Download Nutrition Facts Widget Code

preparation

1.  Mix all the dry ingredients in a large bowl. Add in the water and stir with a wooden spoon or spatula until you have a gloppy, gooey, super wet and runny dough. The link above recommends you grease a second bowl and pour the dough into it to sit…but I don’t. Why waste another bowl.

2.  Now the fun part, cover the bowl with saran wrap and put it in a warm place for about 12 hours. I have left the dough up to 24 plus hours. It still works. Gets a little tiny bit sour, which I like. You will notice over time that bubbles form in the dough. It rises but still looks loose and runny.

3.  Once it has been at least 12 hours, liberally coat your counter with a good amount of flour. If you have a pastry scraper, get it out. If you don’t, get a spatula. The dough is so sticky that I stopped using my hands. Pastry scraper, about four inches long, is the way to go. Trust me. But if you don’t have one, never fear – hands or spatula work too. Pour the dough onto the flour and using your scraper/spatula fold the dough over several times, adding flour into the dough to make it a bit stiffer.

4.  Let the dough rest for about fifteen minutes. In the mean time get out out a kitchen towel, tea towel fabric is preferred, but I’ve used the thick cotton ones before as well. Coat one side of the towel with flour or cornmeal. Wheat bran works too. And I mean use a lot of it. You will be placing the dough in the towel, so you need to use more than you think so that the dough doesn’t end up sticking. I put the coated towel on a cookie sheet or plate so you have something to lift up that is more stable than the towel.

5.  Now shape the dough into a sort of ball. You can pull it over itself again to form a seam if so you get a more round shape. Place the dough seam side down on the towel and wrap the towel loosely over the dough. Put it back in a warm place to rise 1-2 hours, until it doubles in size.

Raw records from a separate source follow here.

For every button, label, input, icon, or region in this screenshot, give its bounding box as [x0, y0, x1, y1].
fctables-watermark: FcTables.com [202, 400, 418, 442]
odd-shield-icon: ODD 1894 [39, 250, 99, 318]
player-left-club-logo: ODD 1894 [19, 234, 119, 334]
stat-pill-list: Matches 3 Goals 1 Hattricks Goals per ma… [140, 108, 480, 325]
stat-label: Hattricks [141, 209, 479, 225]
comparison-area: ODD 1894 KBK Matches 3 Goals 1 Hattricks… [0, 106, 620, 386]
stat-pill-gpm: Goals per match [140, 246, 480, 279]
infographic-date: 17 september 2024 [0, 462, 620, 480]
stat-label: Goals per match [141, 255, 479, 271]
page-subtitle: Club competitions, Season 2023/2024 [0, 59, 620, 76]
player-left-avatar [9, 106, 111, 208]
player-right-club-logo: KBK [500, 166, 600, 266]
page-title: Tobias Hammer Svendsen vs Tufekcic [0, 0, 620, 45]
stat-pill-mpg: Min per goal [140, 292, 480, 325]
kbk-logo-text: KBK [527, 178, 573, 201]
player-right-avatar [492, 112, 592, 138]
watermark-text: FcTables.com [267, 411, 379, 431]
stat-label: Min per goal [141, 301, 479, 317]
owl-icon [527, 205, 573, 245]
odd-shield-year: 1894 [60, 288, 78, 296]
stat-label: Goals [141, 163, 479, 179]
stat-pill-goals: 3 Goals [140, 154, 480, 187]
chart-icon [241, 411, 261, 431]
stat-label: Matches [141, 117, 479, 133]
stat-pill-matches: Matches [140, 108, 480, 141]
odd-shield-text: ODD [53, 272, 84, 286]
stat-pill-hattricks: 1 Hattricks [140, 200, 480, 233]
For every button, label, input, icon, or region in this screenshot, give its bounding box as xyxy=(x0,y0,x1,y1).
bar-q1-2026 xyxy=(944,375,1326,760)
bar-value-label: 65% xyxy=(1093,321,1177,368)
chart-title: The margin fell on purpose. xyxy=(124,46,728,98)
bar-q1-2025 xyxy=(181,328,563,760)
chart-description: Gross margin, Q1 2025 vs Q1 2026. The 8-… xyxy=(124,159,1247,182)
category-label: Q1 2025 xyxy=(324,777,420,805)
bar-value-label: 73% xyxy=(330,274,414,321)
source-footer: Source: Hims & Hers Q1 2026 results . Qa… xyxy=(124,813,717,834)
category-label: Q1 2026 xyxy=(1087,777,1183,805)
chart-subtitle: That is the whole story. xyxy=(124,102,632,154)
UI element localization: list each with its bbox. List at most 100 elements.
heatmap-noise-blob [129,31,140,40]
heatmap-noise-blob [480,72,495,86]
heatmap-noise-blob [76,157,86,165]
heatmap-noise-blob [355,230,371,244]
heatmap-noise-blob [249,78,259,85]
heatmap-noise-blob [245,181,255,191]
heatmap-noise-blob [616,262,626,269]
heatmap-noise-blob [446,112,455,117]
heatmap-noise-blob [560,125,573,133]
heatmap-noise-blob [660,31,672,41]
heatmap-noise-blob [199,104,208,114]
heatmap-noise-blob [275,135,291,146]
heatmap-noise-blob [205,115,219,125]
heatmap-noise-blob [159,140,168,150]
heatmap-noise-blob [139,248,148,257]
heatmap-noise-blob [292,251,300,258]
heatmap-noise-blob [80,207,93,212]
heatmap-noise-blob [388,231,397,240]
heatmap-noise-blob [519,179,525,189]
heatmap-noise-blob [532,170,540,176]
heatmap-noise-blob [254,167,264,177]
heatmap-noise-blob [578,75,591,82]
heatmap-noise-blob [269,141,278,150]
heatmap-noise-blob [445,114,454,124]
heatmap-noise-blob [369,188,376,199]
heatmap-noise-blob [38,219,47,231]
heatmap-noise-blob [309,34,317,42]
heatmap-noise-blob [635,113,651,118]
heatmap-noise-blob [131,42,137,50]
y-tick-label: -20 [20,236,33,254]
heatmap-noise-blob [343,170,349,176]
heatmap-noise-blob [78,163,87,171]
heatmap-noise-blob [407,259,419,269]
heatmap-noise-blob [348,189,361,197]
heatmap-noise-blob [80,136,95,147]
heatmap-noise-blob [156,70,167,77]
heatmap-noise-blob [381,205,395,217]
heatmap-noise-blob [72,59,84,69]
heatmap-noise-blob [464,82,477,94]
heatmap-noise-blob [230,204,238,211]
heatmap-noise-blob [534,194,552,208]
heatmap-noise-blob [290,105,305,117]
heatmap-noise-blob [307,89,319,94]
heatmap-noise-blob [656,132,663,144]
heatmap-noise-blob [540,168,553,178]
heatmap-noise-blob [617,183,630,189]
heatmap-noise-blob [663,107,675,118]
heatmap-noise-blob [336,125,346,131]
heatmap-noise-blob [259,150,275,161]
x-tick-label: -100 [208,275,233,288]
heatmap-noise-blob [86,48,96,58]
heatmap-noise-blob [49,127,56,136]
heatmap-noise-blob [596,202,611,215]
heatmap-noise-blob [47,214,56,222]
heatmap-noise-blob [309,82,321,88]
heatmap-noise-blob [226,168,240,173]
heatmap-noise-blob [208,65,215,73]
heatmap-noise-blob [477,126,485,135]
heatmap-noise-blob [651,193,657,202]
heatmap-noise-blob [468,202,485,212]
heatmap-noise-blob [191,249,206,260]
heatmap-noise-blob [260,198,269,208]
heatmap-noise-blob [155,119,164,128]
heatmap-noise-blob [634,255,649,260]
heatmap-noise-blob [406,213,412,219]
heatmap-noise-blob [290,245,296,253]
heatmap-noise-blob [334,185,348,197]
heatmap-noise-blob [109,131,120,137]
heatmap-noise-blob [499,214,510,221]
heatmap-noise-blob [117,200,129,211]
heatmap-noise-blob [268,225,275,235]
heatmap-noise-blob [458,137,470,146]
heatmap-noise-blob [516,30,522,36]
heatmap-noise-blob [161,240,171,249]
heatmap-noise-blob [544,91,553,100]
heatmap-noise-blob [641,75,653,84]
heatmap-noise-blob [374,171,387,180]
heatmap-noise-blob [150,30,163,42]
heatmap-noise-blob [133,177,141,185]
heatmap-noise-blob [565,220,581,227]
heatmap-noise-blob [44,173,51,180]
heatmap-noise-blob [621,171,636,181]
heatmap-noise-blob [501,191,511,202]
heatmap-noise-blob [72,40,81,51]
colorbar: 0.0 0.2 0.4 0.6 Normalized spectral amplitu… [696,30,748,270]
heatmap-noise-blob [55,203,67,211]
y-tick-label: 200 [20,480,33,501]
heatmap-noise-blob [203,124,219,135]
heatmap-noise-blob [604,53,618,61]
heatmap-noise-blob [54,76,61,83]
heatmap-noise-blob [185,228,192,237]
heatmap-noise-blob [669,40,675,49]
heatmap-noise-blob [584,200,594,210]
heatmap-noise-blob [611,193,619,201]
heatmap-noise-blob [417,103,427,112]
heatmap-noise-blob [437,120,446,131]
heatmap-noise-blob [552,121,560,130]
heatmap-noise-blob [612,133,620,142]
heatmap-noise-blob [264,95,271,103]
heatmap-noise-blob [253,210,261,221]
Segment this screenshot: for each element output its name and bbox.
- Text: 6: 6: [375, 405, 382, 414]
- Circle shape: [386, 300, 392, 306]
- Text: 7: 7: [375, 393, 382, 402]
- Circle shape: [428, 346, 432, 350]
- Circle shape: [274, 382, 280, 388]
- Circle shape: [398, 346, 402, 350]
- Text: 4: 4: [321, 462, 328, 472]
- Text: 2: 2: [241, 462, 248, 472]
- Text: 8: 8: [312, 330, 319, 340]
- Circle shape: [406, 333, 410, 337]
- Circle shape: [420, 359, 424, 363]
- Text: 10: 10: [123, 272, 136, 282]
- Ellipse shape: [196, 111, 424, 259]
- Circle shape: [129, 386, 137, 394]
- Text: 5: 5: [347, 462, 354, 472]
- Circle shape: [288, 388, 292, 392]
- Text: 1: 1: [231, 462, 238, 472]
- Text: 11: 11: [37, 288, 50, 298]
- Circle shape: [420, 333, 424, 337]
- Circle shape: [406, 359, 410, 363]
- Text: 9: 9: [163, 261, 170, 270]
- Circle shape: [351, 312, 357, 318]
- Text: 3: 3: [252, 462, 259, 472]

6.  Preheat your oven to 450 degrees and place your dutch oven or pyrex dish with a lid in the oven to heat up. The theory is that you want to heat the pan up to pretty much blazing hot, along with the lid, so once you essentially dump/put the dough in there, steam is created, which creates a gorgeous crust and bubbly bread. Bake for 30 minutes with the lid on, and then another 15-30 minutes until the crust is a nice golden brown. Err on the side of baking a bit more, rather than a bit less, to ensure it is completely done. You will get a thicker crust that way, and guarantee the bread is just right – as seen in the photo below!

7.  When the bread is done baking, take it out and place it on a cooling rack. You will literally hear the cracking and popping of the crust as it cools. It is really a neat thing to hear!